Exemplos? No próprio dia 22, logo após os atentados de Bruxelas que já provocaram 35 vítimas mortais, houve nas caixas de comentários do DELITO quem raciocinasse assim.

"Os loucos estão cá dentro e bem organizados. Antes de tudo deveriam aqueles que destruíram o Iraque, pedirem desculpas a eles e ao mundo, pelo erro que cometeram e a partir daí conversarem", escreveu um leitor comentando este texto do Luís Menezes Leitão. "Não me parece que nos queiram impor valores ou religião. Os factos revelam-nos o contrário. Nós é que invadimos, destruímos e matamos para alegadamente impor a nossa democracia e outros valores", escreveu outro, comentando este texto do João André.

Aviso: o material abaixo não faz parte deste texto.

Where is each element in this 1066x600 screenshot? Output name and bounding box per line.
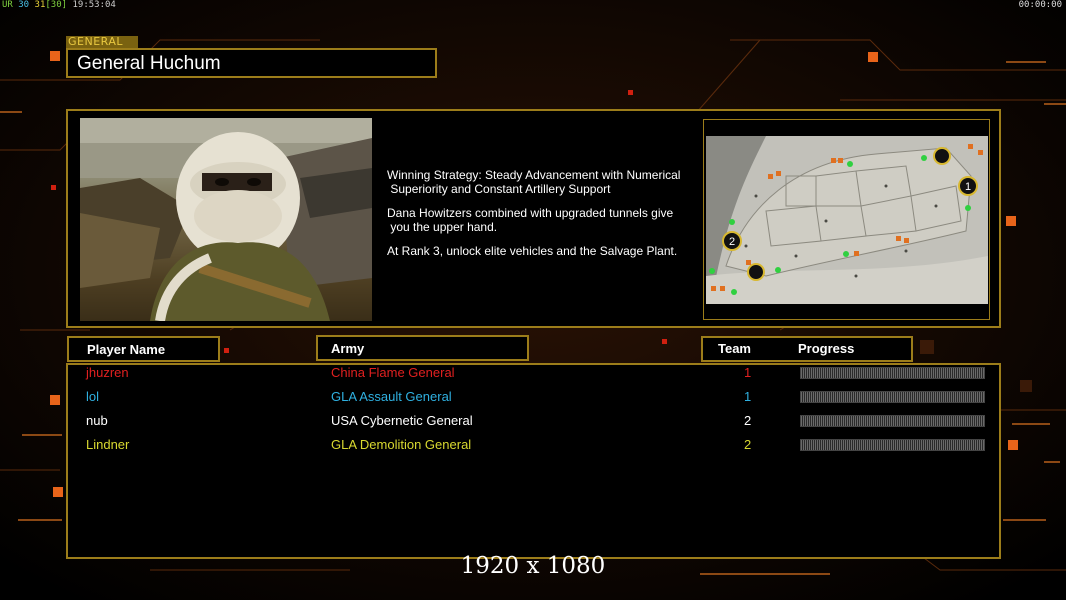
player-name: jhuzren — [86, 365, 129, 380]
army-header[interactable]: Army — [316, 335, 529, 361]
army-header-label: Army — [331, 341, 365, 356]
team-progress-header[interactable]: Team Progress — [701, 336, 913, 362]
player-name-header[interactable]: Player Name — [67, 336, 220, 362]
player-row: jhuzren China Flame General 1 — [0, 363, 1066, 383]
player-progress-bar — [800, 391, 985, 403]
player-team: 1 — [744, 365, 752, 380]
resolution-overlay: 1920 x 1080 — [460, 553, 606, 579]
map-preview: 1 2 — [706, 136, 988, 304]
progress-header-label: Progress — [798, 341, 855, 356]
strategy-text: Winning Strategy: Steady Advancement wit… — [387, 168, 697, 268]
player-progress-bar — [800, 415, 985, 427]
player-row: nub USA Cybernetic General 2 — [0, 411, 1066, 431]
player-team: 2 — [744, 437, 752, 452]
system-time: 19:53:04 — [72, 0, 116, 10]
general-name: General Huchum — [77, 53, 221, 74]
player-row: lol GLA Assault General 1 — [0, 387, 1066, 407]
map-marker-1: 1 — [965, 181, 971, 193]
player-name-header-label: Player Name — [87, 342, 166, 357]
player-team: 1 — [744, 389, 752, 404]
player-name: nub — [86, 413, 108, 428]
general-portrait-image — [80, 118, 372, 321]
map-marker-2: 2 — [729, 236, 735, 248]
player-army: GLA Assault General — [331, 389, 452, 404]
fps-readout: UR 30 31[30] 19:53:04 — [2, 0, 116, 10]
strategy-line-3: At Rank 3, unlock elite vehicles and the… — [387, 244, 678, 258]
player-army: GLA Demolition General — [331, 437, 472, 452]
player-progress-bar — [800, 439, 985, 451]
player-army: USA Cybernetic General — [331, 413, 473, 428]
game-clock: 00:00:00 — [1018, 0, 1062, 10]
fps-value-b: 31 — [34, 0, 46, 10]
fps-label: UR — [2, 0, 13, 10]
map-image: 1 2 — [706, 136, 988, 304]
general-tag: GENERAL — [66, 36, 138, 48]
fps-value-a: 30 — [18, 0, 30, 10]
player-army: China Flame General — [331, 365, 455, 380]
player-progress-bar — [800, 367, 985, 379]
player-name: Lindner — [86, 437, 130, 452]
player-name: lol — [86, 389, 100, 404]
strategy-line-1: Winning Strategy: Steady Advancement wit… — [387, 168, 681, 196]
general-title-box: General Huchum — [66, 48, 437, 78]
strategy-line-2: Dana Howitzers combined with upgraded tu… — [387, 206, 674, 234]
fps-value-c: [30] — [45, 0, 68, 10]
player-row: Lindner GLA Demolition General 2 — [0, 435, 1066, 455]
player-team: 2 — [744, 413, 752, 428]
general-portrait — [80, 118, 372, 321]
team-header-label: Team — [718, 341, 751, 356]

Mais um (ou seria o mesmo?), no dia seguinte, anotou isto, comentando um texto meu: "Por que razão até hoje os senhores que destruíram o Iraque ainda não tiveram a hombridade de pedir perdão àqueles a quem tiraram o chão? Pois é, é isto que todos esquecem, mas eles não esqueceram e têm bem presente os desvarios dos ocidentais."

 

Nada mais repugnante do que este simulacro de equivalência moral entre assassinos e assassinados perante crimes concretos, esta insensibilidade face às vítimas concretas, quando o sangue ainda mal acabou de secar.